ただその一つの提灯を頼りにして前進すればいいのだ。)
<出典:「言志四録 佐藤一斎」渡邉五郎三郎監修 致知出版社>
人生を賭けて、ただ一つのことに邁進することができれば、
それ以上の幸せは無いのかもしれません。
死の床で、後悔無しと感じられる人生は、あれもこれもに気を散らして形にできないままではなく、たとえ小さい事柄でも一つのことに取り組み、深掘りし、自分なりの、なにがしかの真理を得ることではないでしょうか。
以前にも書きましたが、死ぬ間際の最後の1分のために、数十年の人生を何か一つに賭けねば、そうはならないでしょう。
論語では、死に瀕した孔子が、「朝に道を聞かば夕べに死すとも可なり」と述べています。
(朝、人としての道、真理を聞くことができたのなら、その日の夕方に死んでも悔いは残らない。)
2020年初春からの世界は、まさに闇夜です。失意、絶望の中でも生きていかねばなりません。

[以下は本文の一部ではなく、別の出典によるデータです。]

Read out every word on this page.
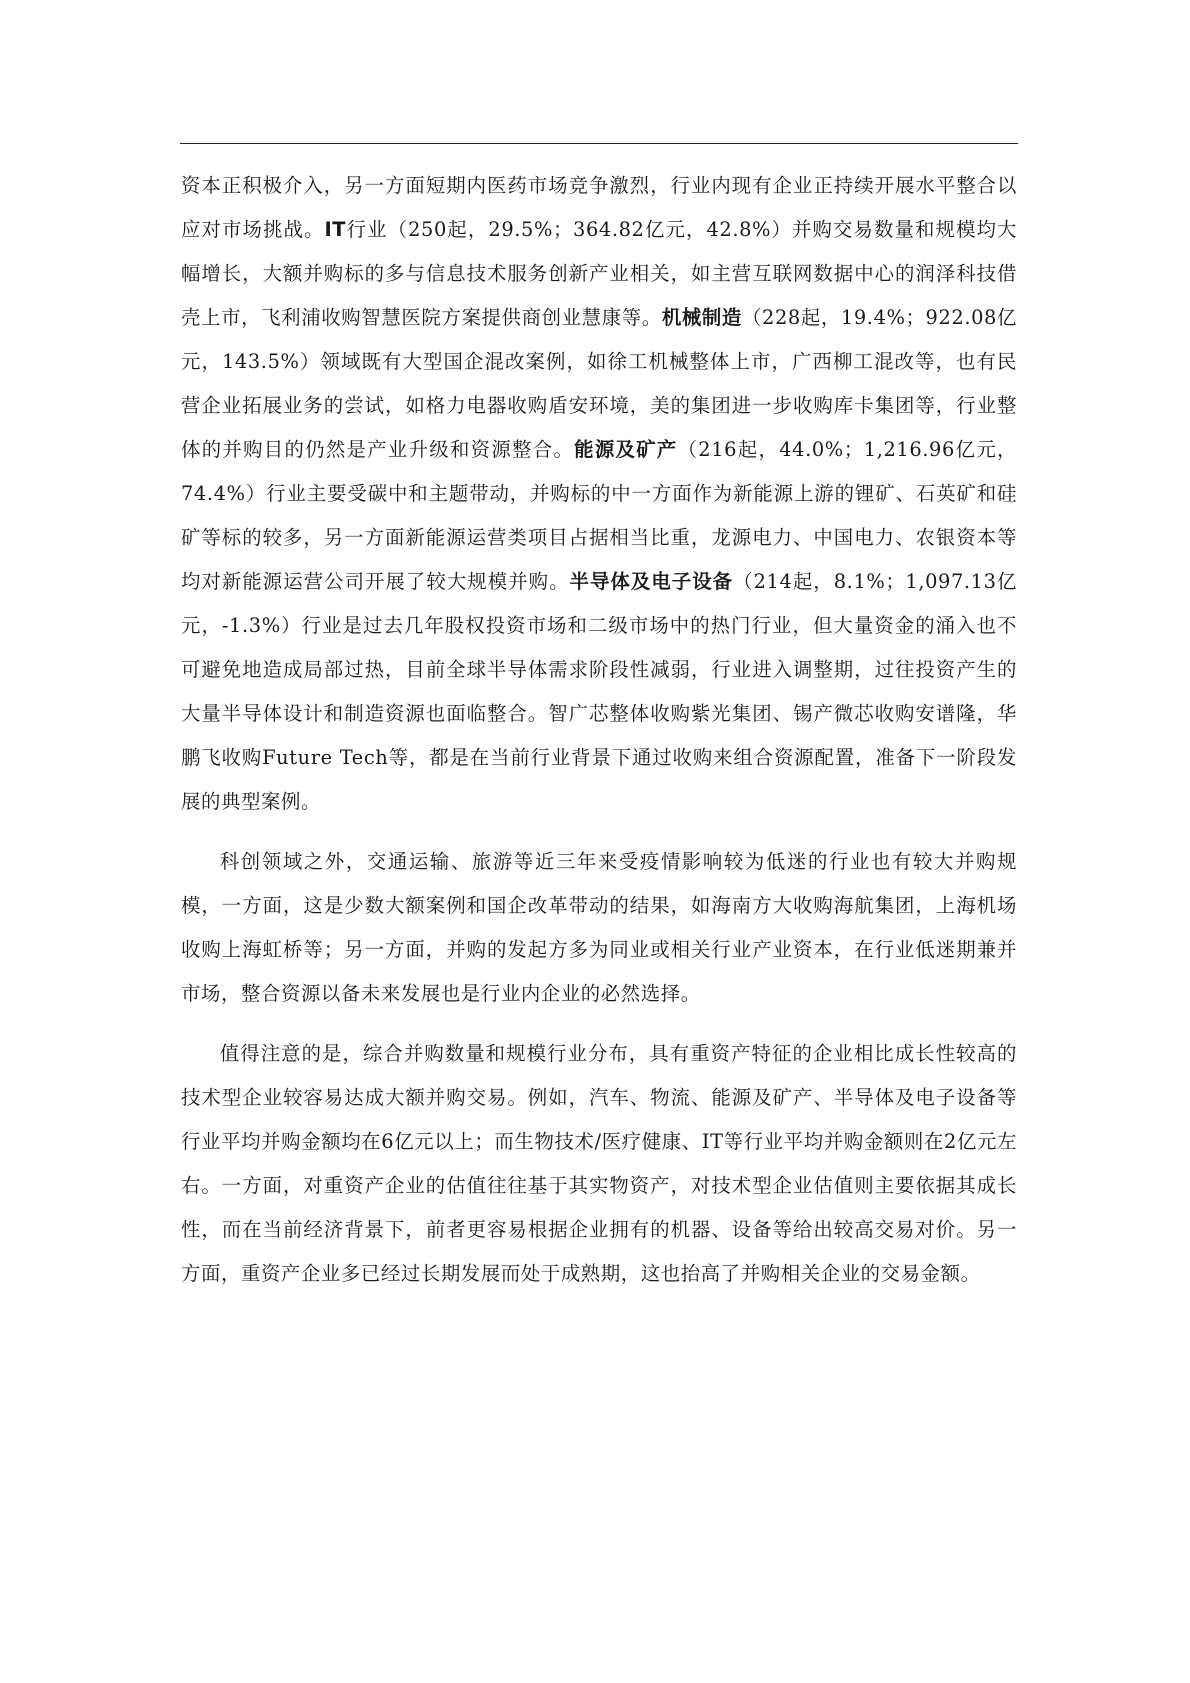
资本正积极介入，另一方面短期内医药市场竞争激烈，行业内现有企业正持续开展水平整合以应对市场挑战。IT行业（250起，29.5%；364.82亿元，42.8%）并购交易数量和规模均大幅增长，大额并购标的多与信息技术服务创新产业相关，如主营互联网数据中心的润泽科技借壳上市，飞利浦收购智慧医院方案提供商创业慧康等。机械制造（228起，19.4%；922.08亿元，143.5%）领域既有大型国企混改案例，如徐工机械整体上市，广西柳工混改等，也有民营企业拓展业务的尝试，如格力电器收购盾安环境，美的集团进一步收购库卡集团等，行业整体的并购目的仍然是产业升级和资源整合。能源及矿产（216起，44.0%；1,216.96亿元，74.4%）行业主要受碳中和主题带动，并购标的中一方面作为新能源上游的锂矿、石英矿和硅矿等标的较多，另一方面新能源运营类项目占据相当比重，龙源电力、中国电力、农银资本等均对新能源运营公司开展了较大规模并购。半导体及电子设备（214起，8.1%；1,097.13亿元，-1.3%）行业是过去几年股权投资市场和二级市场中的热门行业，但大量资金的涌入也不可避免地造成局部过热，目前全球半导体需求阶段性减弱，行业进入调整期，过往投资产生的大量半导体设计和制造资源也面临整合。智广芯整体收购紫光集团、锡产微芯收购安谱隆，华鹏飞收购Future Tech等，都是在当前行业背景下通过收购来组合资源配置，准备下一阶段发展的典型案例。

科创领域之外，交通运输、旅游等近三年来受疫情影响较为低迷的行业也有较大并购规模，一方面，这是少数大额案例和国企改革带动的结果，如海南方大收购海航集团，上海机场收购上海虹桥等；另一方面，并购的发起方多为同业或相关行业产业资本，在行业低迷期兼并市场，整合资源以备未来发展也是行业内企业的必然选择。

值得注意的是，综合并购数量和规模行业分布，具有重资产特征的企业相比成长性较高的技术型企业较容易达成大额并购交易。例如，汽车、物流、能源及矿产、半导体及电子设备等行业平均并购金额均在6亿元以上；而生物技术/医疗健康、IT等行业平均并购金额则在2亿元左右。一方面，对重资产企业的估值往往基于其实物资产，对技术型企业估值则主要依据其成长性，而在当前经济背景下，前者更容易根据企业拥有的机器、设备等给出较高交易对价。另一方面，重资产企业多已经过长期发展而处于成熟期，这也抬高了并购相关企业的交易金额。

こんなときに重要なのは、周囲に惑わされない自律的思考です。他の人がやっているから私もやるというような他人基準の考え方では、自分の信念が融解し、一層不安感が増すことになります。
自分が培ってきた、一つの提灯を頼りに前進すること、それはまさに自らの信念であり、生きる目的です。信念や人生の目的、今こそ改めて考えたいものです。今は、そういうことを考える時間を与えられたと認識し、この禍を未来の種火にしなくてはなりません。
興味と関心の幅が広いのは悪いことではないでしょうが、ある時期からは余分なものを排除していくことが必要です。
前進する速度をあげて、その勢いでムダなものを削ぎ落とし、自分の使命と確信できる唯一に注力すること。
「一燈照隅 万燈照国」 (最澄)
一人一人が、自身の灯で、一隅をしっかりと照らすのなら、
その灯は万燈となり、国全体を明るく照らすことになるのです。